What is pathogenesis and risk factors for aortic dissection?
Pathogenesis: blood splays apart the laminar planes of the media to form a blood-filled channel with the artery wall.
Risk factors:
- Hypertension
- men 40-60 yrs
- Marfan’s syndrome
- Iatrogenic
- Pregnancy
What are 3 subtypes of abdominal aortic aneurysm?
- Inflammatory: dense periaortic fibrosis containing abundant lymphoplasmacytic inflammation with many macrophages and giant cells.
- Immunoglobulin G4: subtype of inflammatory, tissue fibrosis associated with frequent infiltrating IgG4 expressing plasma cells.

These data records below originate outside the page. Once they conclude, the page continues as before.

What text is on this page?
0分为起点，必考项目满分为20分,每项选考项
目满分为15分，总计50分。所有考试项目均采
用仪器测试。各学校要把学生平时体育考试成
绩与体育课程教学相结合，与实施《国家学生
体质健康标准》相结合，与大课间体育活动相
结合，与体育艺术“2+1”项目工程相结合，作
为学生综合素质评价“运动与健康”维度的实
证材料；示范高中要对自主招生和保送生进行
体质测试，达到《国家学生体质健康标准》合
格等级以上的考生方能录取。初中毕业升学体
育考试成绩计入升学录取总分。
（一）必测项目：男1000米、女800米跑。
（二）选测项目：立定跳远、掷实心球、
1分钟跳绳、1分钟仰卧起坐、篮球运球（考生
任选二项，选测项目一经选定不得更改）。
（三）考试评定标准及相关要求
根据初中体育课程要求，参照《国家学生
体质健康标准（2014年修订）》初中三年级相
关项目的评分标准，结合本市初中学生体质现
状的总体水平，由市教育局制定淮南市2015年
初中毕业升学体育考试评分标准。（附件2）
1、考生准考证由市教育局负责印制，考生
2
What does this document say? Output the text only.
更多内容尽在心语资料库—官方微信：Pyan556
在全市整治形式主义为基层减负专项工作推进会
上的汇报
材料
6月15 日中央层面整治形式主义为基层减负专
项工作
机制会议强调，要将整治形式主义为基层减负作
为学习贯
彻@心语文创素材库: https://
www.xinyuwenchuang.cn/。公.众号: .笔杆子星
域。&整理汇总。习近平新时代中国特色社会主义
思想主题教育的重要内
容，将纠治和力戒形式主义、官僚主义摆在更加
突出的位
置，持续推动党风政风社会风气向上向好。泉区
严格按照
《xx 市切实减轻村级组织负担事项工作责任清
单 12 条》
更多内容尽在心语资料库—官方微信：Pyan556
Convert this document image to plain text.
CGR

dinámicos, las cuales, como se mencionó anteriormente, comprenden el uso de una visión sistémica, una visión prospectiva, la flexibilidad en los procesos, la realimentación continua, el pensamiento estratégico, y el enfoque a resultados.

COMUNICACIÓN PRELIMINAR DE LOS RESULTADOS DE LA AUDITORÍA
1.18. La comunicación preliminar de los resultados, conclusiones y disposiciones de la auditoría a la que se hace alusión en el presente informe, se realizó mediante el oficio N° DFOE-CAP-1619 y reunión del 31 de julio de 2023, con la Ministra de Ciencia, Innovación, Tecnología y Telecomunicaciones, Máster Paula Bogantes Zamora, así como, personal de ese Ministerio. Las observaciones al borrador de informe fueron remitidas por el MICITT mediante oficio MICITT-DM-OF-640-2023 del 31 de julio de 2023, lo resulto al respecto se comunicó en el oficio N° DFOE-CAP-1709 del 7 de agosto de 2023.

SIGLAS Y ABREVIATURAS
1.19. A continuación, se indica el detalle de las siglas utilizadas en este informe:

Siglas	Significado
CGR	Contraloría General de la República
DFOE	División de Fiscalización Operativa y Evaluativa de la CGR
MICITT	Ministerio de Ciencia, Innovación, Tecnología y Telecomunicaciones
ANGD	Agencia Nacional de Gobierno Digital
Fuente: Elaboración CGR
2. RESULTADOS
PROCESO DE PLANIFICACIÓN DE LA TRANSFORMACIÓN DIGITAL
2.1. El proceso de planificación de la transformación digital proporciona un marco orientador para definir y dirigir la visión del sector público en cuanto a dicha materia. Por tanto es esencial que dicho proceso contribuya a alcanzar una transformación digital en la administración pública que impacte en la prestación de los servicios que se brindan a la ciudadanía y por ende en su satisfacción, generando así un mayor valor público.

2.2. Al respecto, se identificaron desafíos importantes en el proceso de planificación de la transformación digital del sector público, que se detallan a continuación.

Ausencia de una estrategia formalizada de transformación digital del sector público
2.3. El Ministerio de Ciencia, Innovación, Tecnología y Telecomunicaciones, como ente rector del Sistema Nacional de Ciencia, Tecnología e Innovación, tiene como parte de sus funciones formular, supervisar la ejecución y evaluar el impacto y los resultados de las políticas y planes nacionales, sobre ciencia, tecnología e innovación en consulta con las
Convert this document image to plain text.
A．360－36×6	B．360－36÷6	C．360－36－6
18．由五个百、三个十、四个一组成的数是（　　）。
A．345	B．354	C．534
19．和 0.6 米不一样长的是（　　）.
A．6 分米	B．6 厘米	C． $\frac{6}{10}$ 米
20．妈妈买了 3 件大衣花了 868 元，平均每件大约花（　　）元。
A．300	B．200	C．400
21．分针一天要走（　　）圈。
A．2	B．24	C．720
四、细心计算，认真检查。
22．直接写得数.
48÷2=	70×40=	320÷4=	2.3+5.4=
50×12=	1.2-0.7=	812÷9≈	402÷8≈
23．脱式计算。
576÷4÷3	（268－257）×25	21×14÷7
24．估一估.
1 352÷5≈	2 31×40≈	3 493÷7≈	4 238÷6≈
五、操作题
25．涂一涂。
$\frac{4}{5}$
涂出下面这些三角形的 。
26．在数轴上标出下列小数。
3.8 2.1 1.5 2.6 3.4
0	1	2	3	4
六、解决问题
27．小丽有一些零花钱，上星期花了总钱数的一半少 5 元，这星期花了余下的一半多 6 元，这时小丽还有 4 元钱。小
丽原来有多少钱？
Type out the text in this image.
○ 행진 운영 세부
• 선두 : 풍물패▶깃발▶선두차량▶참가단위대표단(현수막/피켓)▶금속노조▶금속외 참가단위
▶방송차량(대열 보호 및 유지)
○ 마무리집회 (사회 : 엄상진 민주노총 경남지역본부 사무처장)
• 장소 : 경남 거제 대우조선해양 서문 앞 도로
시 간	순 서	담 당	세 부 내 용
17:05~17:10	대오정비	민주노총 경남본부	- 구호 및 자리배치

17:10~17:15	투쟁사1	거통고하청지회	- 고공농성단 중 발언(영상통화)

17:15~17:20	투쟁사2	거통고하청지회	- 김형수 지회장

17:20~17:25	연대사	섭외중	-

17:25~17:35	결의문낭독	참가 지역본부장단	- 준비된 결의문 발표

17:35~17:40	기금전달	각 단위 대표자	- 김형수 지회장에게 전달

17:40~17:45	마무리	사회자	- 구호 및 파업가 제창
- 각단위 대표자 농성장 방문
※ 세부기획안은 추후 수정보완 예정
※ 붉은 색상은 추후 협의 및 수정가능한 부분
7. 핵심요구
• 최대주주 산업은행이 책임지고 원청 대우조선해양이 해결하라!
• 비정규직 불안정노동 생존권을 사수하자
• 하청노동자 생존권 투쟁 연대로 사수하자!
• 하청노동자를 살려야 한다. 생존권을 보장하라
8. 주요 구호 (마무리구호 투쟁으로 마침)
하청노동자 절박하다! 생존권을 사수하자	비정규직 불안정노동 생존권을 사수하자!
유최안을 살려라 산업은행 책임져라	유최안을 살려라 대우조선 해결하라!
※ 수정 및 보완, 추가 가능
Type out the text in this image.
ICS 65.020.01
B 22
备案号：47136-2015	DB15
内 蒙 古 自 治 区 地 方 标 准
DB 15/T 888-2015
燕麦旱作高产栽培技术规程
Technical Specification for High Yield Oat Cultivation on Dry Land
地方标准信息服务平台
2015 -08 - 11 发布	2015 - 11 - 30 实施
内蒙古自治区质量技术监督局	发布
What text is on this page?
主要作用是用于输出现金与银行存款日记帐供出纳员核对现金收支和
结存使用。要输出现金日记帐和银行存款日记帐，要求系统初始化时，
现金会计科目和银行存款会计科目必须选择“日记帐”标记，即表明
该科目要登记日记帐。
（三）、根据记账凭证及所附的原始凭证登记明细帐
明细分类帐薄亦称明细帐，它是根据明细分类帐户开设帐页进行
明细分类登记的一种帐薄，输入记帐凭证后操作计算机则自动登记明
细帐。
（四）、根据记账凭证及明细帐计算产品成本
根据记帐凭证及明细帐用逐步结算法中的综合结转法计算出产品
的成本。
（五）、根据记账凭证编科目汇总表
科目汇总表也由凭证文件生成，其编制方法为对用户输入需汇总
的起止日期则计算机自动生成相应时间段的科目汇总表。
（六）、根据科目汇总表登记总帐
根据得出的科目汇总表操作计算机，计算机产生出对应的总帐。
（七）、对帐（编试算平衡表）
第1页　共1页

- Mycotic: circulating microorgansisms seed the aneurysm wall/associated thrombus; results in accelerating medial destruction and may lead to rapid dilation and rupture.
What is vasculitis?
General term for vessel wall inflammation. Most commonly caused by immune-mediated inflammation or infectious pathogens.
What is giant cell temporal arteritis?
Chronic inflammatory disorder, granulomatous inflammation, principally affects arteries in the head.
T-cell mediated.
Symptoms: fever, weight loss, head pain, tenderness with palpation of temporal artery.